V’heiveiti - bringing us to Israel- is, of course, the fifth of the four terms of redemption. If stands apart from the four of the Exodus, but is the completion of redemptive process, as we noted above.

If we put this together with the perspective of Talmidei Rabbeinu Yona that we saw above, a fascinating conclusion emerges. We conclude the blessing of hashkiveinu with the prayer that Hashem watch over our goings and comings-

וּשְׁמוֹר צֵאתֵנוּ וּבוֹאֵנוּ לְחַיִים וּלְשָׁלוֹם מֵעַתָּה וְעַד עוֹלָם

If we understand that hashkiveinu is modeled after the Exodus, and that the redemption of the Exodus consisted of two components, והוצאתי... והבאתי, then we understand where this closing prayer in hashkiveinu comes from!

In life we aspire to travel on two paths.
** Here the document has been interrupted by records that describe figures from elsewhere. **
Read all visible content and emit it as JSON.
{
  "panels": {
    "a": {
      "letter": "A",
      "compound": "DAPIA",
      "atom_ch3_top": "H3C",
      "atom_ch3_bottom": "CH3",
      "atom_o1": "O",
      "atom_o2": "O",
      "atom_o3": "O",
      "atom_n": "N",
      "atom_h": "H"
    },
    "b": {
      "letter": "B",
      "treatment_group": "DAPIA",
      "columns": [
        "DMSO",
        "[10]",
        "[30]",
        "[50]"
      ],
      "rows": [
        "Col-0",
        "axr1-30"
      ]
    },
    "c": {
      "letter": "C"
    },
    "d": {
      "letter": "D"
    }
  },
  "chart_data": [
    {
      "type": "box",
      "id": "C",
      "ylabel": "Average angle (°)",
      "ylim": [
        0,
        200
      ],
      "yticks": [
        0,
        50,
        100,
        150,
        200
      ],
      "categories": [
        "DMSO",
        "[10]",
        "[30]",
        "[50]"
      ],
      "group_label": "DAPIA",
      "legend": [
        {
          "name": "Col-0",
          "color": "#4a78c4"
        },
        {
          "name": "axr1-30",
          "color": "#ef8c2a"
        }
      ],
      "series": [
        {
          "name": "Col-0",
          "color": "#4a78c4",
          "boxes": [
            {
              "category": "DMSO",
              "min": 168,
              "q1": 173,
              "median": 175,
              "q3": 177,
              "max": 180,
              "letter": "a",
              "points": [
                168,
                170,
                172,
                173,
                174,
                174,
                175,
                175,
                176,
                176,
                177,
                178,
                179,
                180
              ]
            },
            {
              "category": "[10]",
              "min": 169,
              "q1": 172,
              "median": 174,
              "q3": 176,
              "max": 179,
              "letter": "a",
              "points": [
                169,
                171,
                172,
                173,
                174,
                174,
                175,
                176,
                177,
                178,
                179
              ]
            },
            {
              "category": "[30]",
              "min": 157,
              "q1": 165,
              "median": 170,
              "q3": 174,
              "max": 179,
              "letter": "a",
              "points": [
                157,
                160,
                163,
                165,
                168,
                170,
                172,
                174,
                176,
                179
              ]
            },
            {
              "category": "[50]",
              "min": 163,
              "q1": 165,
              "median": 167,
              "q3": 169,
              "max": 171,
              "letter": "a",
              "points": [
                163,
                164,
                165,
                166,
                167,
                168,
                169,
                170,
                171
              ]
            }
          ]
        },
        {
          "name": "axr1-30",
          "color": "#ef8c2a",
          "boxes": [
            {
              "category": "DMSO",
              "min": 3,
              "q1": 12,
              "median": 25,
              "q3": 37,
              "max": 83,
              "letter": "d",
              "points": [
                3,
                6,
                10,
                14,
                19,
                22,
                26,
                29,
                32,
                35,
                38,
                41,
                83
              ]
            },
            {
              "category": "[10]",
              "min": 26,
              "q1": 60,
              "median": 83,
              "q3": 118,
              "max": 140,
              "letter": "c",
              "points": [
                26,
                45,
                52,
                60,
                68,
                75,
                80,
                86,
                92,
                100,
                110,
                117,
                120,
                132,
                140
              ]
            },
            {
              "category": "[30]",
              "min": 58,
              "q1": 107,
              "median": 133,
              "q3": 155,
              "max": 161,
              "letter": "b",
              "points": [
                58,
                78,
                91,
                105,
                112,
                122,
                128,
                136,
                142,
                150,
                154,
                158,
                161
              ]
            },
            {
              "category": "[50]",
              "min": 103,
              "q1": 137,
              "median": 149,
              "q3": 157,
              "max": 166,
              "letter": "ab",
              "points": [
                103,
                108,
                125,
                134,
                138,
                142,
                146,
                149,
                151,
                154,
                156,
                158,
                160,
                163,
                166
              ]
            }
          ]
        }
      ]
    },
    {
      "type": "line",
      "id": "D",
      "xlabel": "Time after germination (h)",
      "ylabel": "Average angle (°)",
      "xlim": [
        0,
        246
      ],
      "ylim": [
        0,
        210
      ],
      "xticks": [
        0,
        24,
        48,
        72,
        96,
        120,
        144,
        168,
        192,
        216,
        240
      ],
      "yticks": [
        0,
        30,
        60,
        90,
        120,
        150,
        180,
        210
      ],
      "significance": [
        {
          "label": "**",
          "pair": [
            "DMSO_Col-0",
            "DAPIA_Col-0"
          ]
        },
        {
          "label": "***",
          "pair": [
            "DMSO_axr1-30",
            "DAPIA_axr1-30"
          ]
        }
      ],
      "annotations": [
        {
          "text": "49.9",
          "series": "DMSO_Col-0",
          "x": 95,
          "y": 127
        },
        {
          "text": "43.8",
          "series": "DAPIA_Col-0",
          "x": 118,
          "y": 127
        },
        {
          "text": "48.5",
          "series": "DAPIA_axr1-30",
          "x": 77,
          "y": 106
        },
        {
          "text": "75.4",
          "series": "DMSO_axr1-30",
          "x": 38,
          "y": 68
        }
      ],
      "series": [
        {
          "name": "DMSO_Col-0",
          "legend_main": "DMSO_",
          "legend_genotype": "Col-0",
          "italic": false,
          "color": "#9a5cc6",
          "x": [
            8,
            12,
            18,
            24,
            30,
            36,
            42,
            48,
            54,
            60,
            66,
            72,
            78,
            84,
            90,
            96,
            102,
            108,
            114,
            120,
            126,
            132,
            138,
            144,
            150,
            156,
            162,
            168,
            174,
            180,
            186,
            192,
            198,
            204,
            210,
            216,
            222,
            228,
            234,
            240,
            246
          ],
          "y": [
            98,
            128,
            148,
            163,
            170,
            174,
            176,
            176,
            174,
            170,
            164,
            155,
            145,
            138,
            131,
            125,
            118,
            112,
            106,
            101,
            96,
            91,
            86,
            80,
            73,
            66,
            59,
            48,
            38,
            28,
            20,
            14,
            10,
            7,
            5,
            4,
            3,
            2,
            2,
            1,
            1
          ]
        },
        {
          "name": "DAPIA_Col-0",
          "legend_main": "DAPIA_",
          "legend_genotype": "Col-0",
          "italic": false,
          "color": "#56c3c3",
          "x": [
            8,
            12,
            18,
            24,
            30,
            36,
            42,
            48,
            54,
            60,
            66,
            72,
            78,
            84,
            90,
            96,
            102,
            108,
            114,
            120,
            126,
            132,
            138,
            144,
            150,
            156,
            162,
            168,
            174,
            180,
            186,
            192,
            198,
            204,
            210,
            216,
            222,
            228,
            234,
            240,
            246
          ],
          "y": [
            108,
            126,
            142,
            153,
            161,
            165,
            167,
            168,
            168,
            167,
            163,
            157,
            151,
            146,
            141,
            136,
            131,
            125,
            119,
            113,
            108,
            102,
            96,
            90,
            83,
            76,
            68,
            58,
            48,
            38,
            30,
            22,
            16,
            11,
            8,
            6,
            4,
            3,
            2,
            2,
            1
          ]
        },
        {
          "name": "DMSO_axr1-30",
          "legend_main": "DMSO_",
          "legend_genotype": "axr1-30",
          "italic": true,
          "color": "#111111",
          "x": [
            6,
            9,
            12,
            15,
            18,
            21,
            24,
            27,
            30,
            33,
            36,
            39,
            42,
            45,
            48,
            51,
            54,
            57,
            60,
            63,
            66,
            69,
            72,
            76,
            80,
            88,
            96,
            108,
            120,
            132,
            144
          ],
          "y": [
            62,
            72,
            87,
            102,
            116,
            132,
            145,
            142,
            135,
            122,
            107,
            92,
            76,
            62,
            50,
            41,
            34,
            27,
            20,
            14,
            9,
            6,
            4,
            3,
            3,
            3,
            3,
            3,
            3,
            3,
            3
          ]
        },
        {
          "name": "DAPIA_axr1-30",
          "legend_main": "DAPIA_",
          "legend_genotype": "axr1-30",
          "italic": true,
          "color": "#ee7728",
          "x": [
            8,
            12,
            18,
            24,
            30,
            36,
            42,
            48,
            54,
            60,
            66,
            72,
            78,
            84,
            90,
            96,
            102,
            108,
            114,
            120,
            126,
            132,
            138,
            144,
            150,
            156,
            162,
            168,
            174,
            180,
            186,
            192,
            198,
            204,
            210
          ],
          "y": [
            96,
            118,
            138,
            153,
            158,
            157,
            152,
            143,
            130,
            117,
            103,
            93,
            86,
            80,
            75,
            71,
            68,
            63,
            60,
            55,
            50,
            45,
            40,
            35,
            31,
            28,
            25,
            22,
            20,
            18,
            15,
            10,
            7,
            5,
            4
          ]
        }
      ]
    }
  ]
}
First, we need to leave from that which constrains, enslaves and oppresses us, that which hurts us and holds us back. This is the path of v’hozaiti/ zaitainui.

We also need to move forward to that which makes us better and more complete. We need to not only leave the negative behind, we also need to move to that which is innately good. This is the path of v’heiveiti/ u’voeinu.

In hashkiveinu, we pray that Hashem help us on that dual journey through life.

[1]This is pointed out by Chazal and virtually every major Rishon in numerous places, and is the subject of countless sefarim and articles and beyond the scope of this brief article.